A merger of the waste management firms Veolia and Suez could lead to a loss of competition and an increase in costs for local authorities, a regulator has warned.
The Competition and Markets Authority (CMA) launched an inquiry into the merger deal in October after concerns were raised about the possible loss of competition within the waste sector.
Veolia and Suez are the only suppliers in the UK active across the entire waste management chain, and are two of the few firms able to service the largest and most complex waste management contracts with councils.
The CMA has provisionally found that the merger raises competition concerns.
It warned this would mean less choice when procuring key waste and water management services, which, in turn, could lead to an increase in costs that would be passed on to residents through council tax rises.

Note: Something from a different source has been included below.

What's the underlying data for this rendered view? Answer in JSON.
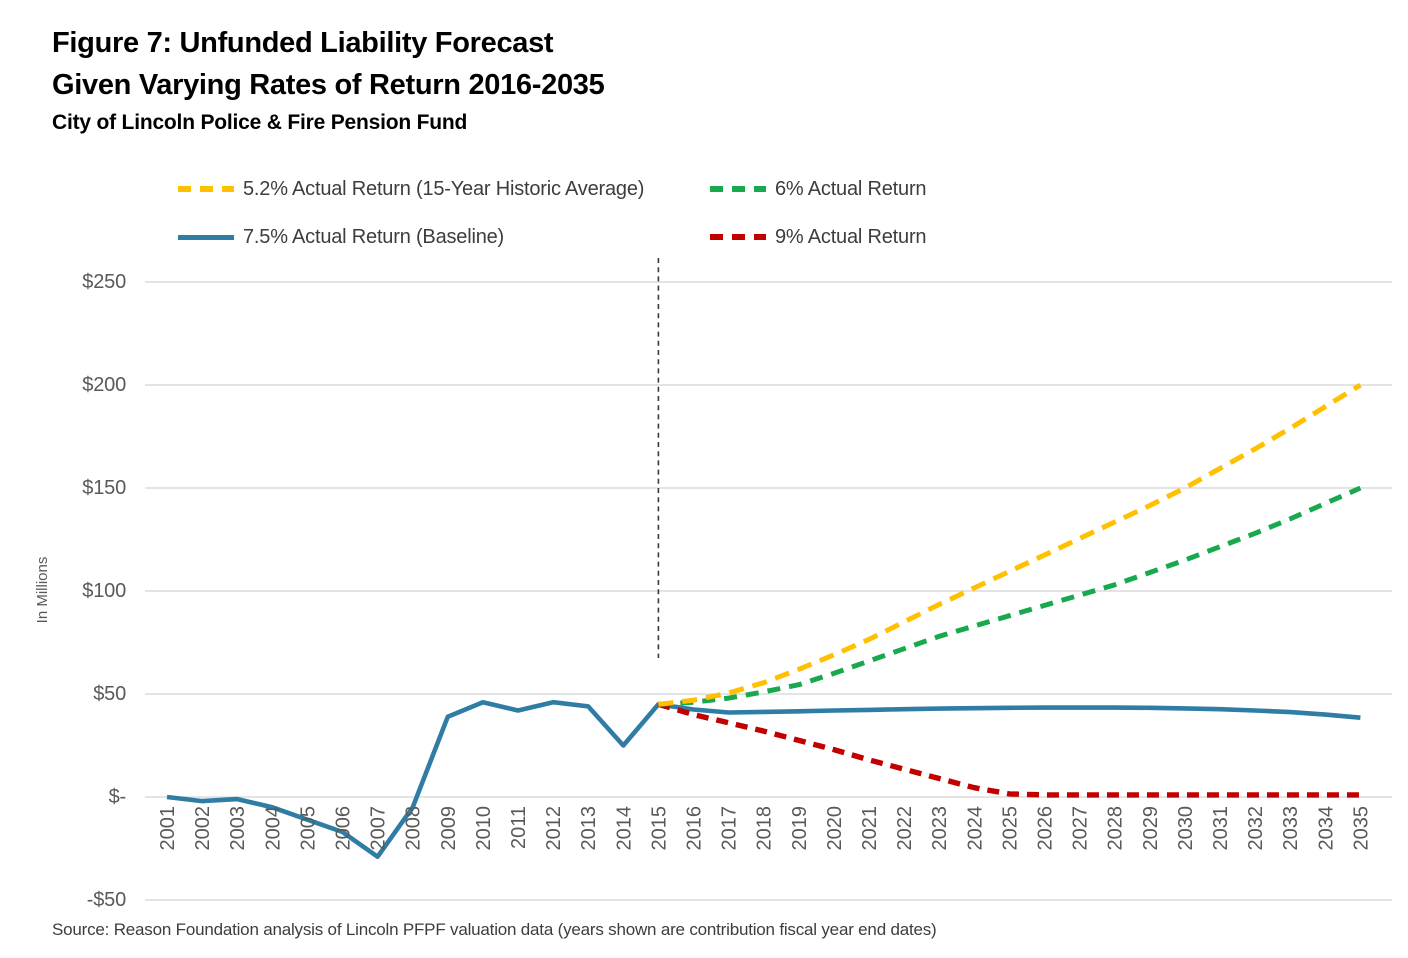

Chair of the CMA inquiry group, Stuart McIntosh, said: ‘We all use waste and recycling services in some way so it’s vital that these markets are competitive and provide good value for money.
'This is all the more important at a time when local authority budgets are already stretched and waste management services have to evolve to help achieve net zero targets.
‘We’ve heard from a number of customers, including local authorities, who are concerned that this merger could reduce competition in markets where choice is already limited, leading to higher prices or poorer services.
‘We share those concerns and want to make sure that commercial customers and councils don’t get a worse deal, leaving taxpayers to foot the bill at a time when household budgets are already under huge pressure.’